2. Außendienst: Zerbrochene Herzen verbinden!
Zerbrochene Herzen sind wie alte, rissige Zisternen, die das Wasser nicht mehr halten können. Alles, was man an Gutem in sie hineingießt, kommt an anderer Stelle sofort wieder heraus und versickert im Sand. Ein zerbrochenes Herz zu verbinden heißt ganz einfach, mit liebevollen, absichtslosen Gemeinschaftsaktionen ein Pflaster mit einem schmerzstillenden Mittel auf die Wunde zu legen.
3. Außendienst: Für Gefangene öffentlich die Freilassung ausrufen!
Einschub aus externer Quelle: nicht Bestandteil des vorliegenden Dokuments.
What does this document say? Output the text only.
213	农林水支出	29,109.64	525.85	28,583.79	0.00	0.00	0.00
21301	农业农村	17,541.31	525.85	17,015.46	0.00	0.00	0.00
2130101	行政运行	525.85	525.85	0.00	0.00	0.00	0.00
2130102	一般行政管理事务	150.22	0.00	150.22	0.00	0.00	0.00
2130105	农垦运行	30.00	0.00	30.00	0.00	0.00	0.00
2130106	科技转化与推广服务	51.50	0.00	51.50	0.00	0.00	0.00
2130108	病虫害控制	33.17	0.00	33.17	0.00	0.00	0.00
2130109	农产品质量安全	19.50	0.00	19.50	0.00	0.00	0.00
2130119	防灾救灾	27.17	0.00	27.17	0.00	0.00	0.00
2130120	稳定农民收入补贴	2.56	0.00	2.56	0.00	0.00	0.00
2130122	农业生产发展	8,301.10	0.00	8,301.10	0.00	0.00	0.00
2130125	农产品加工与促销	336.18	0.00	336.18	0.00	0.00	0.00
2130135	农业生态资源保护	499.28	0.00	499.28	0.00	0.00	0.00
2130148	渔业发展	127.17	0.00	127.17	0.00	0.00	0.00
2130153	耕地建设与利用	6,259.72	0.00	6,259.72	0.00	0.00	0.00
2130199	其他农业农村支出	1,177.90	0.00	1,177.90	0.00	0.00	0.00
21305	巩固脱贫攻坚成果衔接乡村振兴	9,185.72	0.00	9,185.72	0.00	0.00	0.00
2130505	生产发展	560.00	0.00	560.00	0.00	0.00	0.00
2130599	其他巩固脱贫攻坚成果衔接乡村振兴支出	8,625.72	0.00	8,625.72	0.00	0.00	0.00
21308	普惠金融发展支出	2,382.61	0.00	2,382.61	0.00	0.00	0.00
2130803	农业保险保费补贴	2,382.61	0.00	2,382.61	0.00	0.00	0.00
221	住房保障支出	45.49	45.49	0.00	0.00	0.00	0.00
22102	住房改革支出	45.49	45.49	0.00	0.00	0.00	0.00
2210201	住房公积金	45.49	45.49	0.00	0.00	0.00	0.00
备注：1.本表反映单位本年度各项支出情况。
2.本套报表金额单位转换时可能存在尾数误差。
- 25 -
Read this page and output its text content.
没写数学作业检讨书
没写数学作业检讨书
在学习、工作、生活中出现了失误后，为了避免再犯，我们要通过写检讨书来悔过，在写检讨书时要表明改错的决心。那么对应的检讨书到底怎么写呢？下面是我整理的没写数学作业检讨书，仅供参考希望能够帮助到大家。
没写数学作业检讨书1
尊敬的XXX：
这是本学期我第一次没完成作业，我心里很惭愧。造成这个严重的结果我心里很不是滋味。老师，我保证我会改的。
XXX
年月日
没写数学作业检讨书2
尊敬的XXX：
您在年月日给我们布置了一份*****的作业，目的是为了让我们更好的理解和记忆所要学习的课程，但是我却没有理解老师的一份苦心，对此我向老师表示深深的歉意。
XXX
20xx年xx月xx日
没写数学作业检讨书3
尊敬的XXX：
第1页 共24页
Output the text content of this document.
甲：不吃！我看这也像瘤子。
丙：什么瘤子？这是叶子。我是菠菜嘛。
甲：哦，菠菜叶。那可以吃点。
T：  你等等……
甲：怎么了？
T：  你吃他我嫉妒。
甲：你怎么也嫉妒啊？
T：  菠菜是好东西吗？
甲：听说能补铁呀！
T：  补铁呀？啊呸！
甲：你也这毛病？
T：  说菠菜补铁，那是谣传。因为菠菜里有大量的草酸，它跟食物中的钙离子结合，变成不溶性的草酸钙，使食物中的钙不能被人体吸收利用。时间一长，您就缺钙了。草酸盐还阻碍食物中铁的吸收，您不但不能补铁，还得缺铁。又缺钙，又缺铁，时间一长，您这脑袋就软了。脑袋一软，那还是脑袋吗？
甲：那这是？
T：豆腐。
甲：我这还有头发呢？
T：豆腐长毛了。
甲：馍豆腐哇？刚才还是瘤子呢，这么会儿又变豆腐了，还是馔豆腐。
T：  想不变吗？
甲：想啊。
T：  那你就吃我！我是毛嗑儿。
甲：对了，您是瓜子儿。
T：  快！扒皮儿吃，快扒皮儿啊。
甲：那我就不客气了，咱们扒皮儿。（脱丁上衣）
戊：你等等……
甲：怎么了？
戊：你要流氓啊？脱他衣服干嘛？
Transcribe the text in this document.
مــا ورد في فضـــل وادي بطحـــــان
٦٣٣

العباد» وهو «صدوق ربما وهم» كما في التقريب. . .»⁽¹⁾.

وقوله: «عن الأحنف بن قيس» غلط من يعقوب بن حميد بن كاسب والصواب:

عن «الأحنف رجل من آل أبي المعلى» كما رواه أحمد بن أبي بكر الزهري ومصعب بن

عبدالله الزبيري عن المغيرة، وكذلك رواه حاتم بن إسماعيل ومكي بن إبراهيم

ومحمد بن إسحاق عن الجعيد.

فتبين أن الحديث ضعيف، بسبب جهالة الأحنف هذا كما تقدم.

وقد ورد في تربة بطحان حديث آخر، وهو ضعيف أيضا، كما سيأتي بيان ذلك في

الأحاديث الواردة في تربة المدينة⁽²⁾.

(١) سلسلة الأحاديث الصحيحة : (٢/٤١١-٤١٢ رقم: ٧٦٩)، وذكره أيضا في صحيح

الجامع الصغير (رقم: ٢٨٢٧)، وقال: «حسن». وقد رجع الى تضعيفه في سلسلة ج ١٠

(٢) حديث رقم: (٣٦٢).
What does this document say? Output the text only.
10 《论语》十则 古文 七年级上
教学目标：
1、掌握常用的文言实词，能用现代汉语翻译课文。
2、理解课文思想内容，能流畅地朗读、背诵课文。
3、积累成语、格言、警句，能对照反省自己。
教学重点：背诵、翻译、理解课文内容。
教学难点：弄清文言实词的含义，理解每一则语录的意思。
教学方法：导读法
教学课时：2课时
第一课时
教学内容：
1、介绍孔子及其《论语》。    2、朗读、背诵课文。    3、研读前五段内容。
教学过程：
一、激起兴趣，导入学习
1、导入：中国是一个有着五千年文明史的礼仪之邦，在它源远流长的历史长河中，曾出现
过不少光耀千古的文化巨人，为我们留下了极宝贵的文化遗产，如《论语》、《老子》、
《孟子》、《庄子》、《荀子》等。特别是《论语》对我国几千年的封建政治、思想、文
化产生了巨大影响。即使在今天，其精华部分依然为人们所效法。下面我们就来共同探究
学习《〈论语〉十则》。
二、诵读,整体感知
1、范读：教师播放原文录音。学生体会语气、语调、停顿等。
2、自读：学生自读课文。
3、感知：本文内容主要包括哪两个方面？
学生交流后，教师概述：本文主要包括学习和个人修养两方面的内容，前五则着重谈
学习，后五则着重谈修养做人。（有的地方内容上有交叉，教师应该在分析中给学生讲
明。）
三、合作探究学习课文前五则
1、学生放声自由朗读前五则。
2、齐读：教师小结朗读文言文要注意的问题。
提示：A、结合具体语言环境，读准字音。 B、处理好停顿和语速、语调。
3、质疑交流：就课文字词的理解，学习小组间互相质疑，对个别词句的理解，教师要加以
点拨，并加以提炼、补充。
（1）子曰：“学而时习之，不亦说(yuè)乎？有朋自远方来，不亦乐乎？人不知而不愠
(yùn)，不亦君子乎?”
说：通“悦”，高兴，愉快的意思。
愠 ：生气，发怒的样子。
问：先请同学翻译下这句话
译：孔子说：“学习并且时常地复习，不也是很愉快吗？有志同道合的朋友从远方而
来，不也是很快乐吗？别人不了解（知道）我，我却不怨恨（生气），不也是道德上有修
Die Vertreibung des Menschen aus dem Paradies leitet den Verlust aller Freiheit ein. Die Auswirkung des Ungehorsams gegen Gott ist genau das Gegenteil von dem, was der Mensch sich eigentlich an Freiheit nehmen wollte. Diesen Menschen sollen wir öffentlich zurufen (das hebräische Wort meint lautes, von jedermann vernehmbares Schreien): „Ihr seid schuldig, aber dennoch frei, das Kreuz Jesu macht aus lähmender Amnesie eine befreiende Amnestie!“
Mickey Wiese
38 | Nazareth-Programm II
JESAJA 61,1 - 3
Weil Jesus uns in der gleichen Weise aussendet, wie ihn der Vater in die Welt gesandt hatte (Johannes 20,21), und wir mindestens die gleichen Werke tun werden wie er (Johannes 14,12), hat gerade das „Nazareth-Programm“ aus Jesaja 61,1 - 3 für unseren Alltag eine starke Bedeutsamkeit.
4. Außendienst: Den Gefesselten die Öffnung des Kerkers verkünden!
Im Kerker sind die Türen zugesperrt. Die Gefangenen sind mit Ketten gefesselt. Selbst wenn sie die Freilassungsbotschaft hören, können sie sich nicht bewegen. Da muss jemand hingehen und die Ketten mit dem richtigen Schlüssel aufschließen.